What are the top 3 conversation skills for leaders? Too often leaders engage in conversation in a very unintentional way. It comes as no surprise then that these conversations do not lead to a positive outcome or with clear next steps. I was on a call last week with a potential customer and re-learned some critical skills.
Susan Scott in her book Fierce Conversations would say that “relationships are built one conversation at a time”. If leadership is built in the context of relationship, then a leader must be skilled at using each conversation effectively. When leaders are derailed they either move against or move away from their people, leaving them devoid of quality relationships.

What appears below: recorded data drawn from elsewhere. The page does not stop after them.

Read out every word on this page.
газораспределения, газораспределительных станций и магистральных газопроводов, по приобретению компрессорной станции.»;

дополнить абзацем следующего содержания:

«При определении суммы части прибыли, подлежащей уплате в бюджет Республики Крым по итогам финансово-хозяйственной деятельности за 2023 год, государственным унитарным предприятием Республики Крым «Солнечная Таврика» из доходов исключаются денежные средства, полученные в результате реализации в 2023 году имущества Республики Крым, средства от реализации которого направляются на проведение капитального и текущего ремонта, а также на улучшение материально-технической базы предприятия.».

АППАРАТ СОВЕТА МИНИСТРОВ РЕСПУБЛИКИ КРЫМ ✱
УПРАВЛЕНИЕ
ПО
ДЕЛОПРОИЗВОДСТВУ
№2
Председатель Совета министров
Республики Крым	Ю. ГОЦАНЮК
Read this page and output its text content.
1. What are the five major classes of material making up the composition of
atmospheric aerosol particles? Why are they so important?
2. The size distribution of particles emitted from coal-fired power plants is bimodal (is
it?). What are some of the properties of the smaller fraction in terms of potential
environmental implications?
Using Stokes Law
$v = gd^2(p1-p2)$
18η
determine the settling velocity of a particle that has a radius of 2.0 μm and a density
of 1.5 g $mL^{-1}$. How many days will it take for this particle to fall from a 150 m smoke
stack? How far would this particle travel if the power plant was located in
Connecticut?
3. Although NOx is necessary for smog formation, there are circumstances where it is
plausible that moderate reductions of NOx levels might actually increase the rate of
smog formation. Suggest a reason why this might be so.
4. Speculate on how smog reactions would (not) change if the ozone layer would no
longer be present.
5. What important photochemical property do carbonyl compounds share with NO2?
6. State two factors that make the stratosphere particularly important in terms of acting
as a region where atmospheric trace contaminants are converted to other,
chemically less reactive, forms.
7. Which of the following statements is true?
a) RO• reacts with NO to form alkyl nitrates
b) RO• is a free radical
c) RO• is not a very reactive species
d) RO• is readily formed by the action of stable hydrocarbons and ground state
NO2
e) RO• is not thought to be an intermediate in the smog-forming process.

There are three critical conversation skills that each leader must posses:
1). Preparation: No conversation is passive, therefore preparation is critical to success. Think about the desired outcome of each conversation prior to actually having the conversation. It may help you to answer this question or statement: “What is the most important topic we need to cover today?” and “The issue we are covering impacts me / us in the following ways”
2) Listen: Too bad this word is overused, yet our ability to listen is hindered greatly by our cell phones, social media feeds and lack of real time conversation. We are in a constant state of distractedness and anxiety. Leaders the greatest gift you can give you people is to just be present with them and show people how much you care about them as people.
3) Transparency: This does not mean you disclose everything that is wrong with your life or you talk about your marital troubles. Instead, share a statement like this, “This issue impacts me in that I am not feeling empowered as a leader.” or “When I heard the words, ‘We are losing customers’ I felt discouraged about my performance.” Susan Scott would say a Fierce Conversation is one in which we come out from behind ourselves and tell the truth. (paraphrase)
Leaders relationships are the foundation of your leadership. Relationships are forged through conversation. Fierce Conversations allow us to come out from behind ourselves and get to the truth and move us toward a common vision or purpose.
What skills do you need to develop out of the 3 above?